College Dean Trish Morton, PhD, RN, and Associate Dean for Academic Programs Barbara Wilson, PhD, RN, accepted the award at AACN's Academic Nursing Leadership Conference in Washington, D.C. last month.
"This award recognizes all the hard work of our clinicians and academic faculty to work as partners with our colleagues in the University of Utah Health system," said Morton. "This truly is a group effort to work more efficiently, collaboratively and innovatively within our interdisciplinary teams."
Political and economic forces are compelling change in academic health care systems--shifting focus to interdisciplinary teams, community-based care and chronic disease prevention and management. As the health care providers often closest to the patient, AACN leaders say nurses have a unique role to play in health care transformation.
The award—the first of its kind—stems from a 2016 report from Manatt Health, "Advancing Healthcare Transformation: A New Era for Academic Nursing." The report found several gaps within academic health systems, including limits that prevent nursing colleges from functioning as true partners, missed opportunities and insufficient resources. AACN challenged its member institutions to reverse those trends.

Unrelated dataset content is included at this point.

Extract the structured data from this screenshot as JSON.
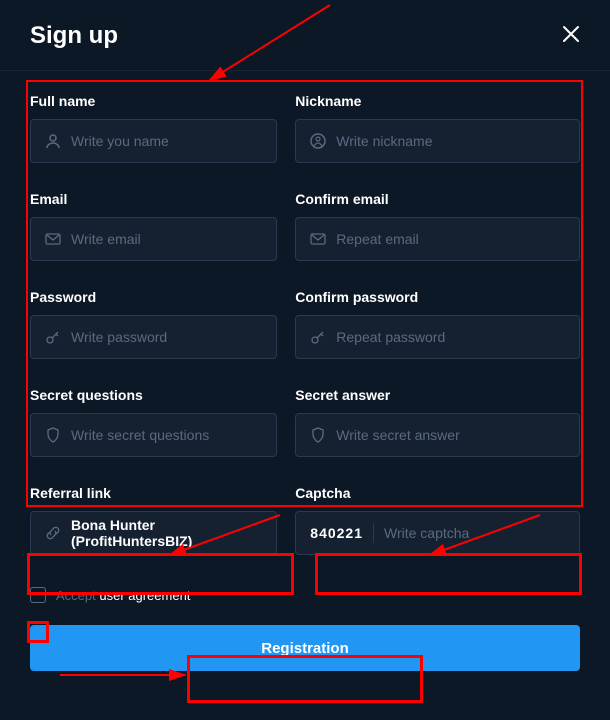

Noting that nurses are the largest professional workforce in health care, the report added, "Nurses serve a central role in the management of AHC's patients and their families. Nurses are often the primary interface point and advocate for patients. Patients desire to be well—and nurses have a critical role in making health care better.

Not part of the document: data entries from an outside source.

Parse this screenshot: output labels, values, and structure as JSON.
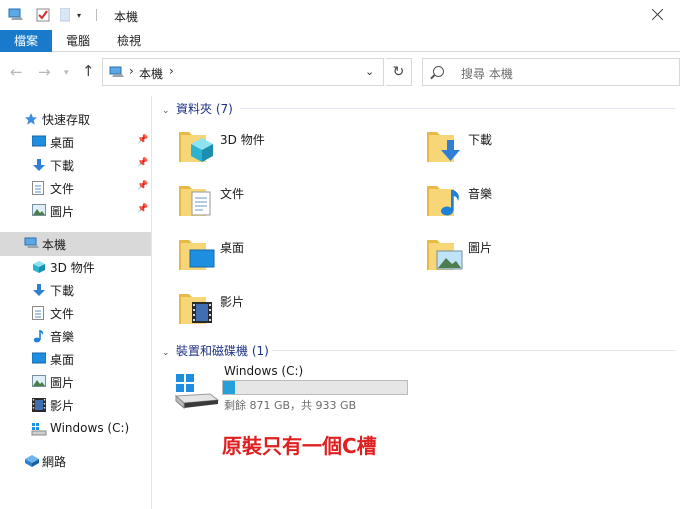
{
  "window": {
    "title": "本機"
  },
  "ribbon": {
    "tabs": [
      "檔案",
      "電腦",
      "檢視"
    ]
  },
  "address": {
    "path": "本機",
    "search_placeholder": "搜尋 本機"
  },
  "sidebar": {
    "quick_access": "快速存取",
    "quick_items": [
      "桌面",
      "下載",
      "文件",
      "圖片"
    ],
    "this_pc": "本機",
    "pc_items": [
      "3D 物件",
      "下載",
      "文件",
      "音樂",
      "桌面",
      "圖片",
      "影片",
      "Windows (C:)"
    ],
    "network": "網路"
  },
  "content": {
    "folders_header": "資料夾 (7)",
    "folders": [
      "3D 物件",
      "下載",
      "文件",
      "音樂",
      "桌面",
      "圖片",
      "影片"
    ],
    "devices_header": "裝置和磁碟機 (1)",
    "drive": {
      "name": "Windows (C:)",
      "info": "剩餘 871 GB，共 933 GB",
      "used_fraction": 0.066
    }
  },
  "annotation": "原裝只有一個C槽",
  "colors": {
    "accent": "#1979ca",
    "folder": "#f5d26b",
    "annotation": "#e02020",
    "drive_fill": "#26a0da"
  }
}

"As academic health systems develop and increasingly implement value-based reimbursement programs and assume responsibilities for populations of patients, health system leaders should look to nurses to lead and support prevention and wellness programs, new models of care delivery, continuity across transitions in care settings, and integration with home and community based services and resources."

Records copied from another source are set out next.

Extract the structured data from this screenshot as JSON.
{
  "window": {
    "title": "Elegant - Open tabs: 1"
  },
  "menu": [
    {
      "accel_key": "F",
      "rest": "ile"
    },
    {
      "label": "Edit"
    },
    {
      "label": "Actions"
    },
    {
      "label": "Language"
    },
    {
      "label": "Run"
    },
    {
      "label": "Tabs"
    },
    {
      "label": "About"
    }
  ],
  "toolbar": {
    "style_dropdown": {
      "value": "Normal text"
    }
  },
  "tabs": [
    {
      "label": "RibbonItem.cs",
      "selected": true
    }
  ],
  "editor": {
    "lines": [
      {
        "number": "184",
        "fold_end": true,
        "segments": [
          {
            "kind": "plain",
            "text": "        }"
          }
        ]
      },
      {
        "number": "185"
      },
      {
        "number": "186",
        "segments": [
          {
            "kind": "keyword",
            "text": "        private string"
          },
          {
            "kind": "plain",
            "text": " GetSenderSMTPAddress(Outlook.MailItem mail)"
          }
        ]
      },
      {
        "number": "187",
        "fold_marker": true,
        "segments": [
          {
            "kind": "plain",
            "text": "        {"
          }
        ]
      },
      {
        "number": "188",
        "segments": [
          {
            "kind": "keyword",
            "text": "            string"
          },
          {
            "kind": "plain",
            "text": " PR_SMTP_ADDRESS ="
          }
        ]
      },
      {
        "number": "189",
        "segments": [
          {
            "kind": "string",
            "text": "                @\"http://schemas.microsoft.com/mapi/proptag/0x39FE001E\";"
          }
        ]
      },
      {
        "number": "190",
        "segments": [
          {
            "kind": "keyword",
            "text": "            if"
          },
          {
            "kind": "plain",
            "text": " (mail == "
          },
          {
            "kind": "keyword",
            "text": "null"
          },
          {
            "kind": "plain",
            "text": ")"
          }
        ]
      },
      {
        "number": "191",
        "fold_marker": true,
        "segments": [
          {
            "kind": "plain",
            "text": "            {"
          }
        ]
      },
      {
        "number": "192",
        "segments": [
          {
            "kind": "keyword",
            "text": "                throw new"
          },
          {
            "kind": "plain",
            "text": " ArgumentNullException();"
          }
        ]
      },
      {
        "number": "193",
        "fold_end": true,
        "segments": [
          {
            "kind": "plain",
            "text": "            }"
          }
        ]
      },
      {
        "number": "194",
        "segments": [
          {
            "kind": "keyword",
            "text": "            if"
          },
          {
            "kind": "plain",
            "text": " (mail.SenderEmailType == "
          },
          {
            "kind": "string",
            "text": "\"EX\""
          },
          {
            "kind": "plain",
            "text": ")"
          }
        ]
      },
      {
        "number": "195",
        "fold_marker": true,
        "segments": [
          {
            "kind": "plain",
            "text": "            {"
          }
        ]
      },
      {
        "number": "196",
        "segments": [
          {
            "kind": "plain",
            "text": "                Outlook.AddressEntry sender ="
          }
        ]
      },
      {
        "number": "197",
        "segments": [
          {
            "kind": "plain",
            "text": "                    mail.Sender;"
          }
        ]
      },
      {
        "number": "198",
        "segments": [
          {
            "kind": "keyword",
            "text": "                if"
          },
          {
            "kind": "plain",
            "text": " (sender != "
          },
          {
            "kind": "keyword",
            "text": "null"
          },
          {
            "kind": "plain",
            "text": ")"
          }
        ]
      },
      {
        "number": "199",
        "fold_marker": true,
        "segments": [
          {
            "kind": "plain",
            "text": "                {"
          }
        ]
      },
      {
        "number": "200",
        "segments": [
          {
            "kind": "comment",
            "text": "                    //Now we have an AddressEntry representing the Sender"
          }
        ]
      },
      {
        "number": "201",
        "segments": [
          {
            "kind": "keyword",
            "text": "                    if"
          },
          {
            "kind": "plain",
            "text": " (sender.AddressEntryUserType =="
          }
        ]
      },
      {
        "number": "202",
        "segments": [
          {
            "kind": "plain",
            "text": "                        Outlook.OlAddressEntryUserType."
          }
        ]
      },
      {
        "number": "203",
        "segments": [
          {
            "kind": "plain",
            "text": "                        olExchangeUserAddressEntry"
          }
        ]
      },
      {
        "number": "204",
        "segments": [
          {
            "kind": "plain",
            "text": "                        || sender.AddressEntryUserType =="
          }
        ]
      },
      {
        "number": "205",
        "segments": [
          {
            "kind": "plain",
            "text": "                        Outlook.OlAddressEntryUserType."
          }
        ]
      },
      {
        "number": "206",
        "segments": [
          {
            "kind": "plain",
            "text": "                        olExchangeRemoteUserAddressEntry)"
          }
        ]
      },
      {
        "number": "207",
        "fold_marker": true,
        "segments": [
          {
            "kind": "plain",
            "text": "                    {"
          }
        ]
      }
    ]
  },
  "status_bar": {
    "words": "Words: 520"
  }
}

In a 50-page report, University of Utah College of Nursing administrators documented their efforts to form strong partnerships within the U of U Health system. Award recipients were measured against six criteria, including enhancing the clinical practice of academic nursing, investing in nursing research programs, and partnering in preparing the nurses of the future. The University of Utah College of Nursing has a robust faculty practice that generated over $5 million in revenue in fiscal year 2017. The nurse midwifery practice delivers about 500 babies each year at the University of Utah Hospital. College of Nursing researchers are solving important patient problems such as symptom management for patients with cancer undergoing chemotherapy. The College of Nursing remains in the top 20 for NIH funding for colleges of nursing.
Wilson said the New Era Award recognizes not only College of Nursing faculty members' role in leadership within U of U Health, but also unique programs and faculty practices, including: the Wellness Now program for those with diabetes, care provided by nurse practitioners at the South Main Clinic for low-income patients, the RedMed University of Utah staff clinic and the Hospital@Home program.
"The College of Nursing and U of U Health system leaders are collaborating and innovating in ways that will transform academic medicine and provide better patient care in the long run," Wilson said.
Along with the University of Utah, the Northeast Region VA Nursing Alliance (NERVANA) also received a New Era Award. AACN will recognize a New Era Award winner each year in the fall.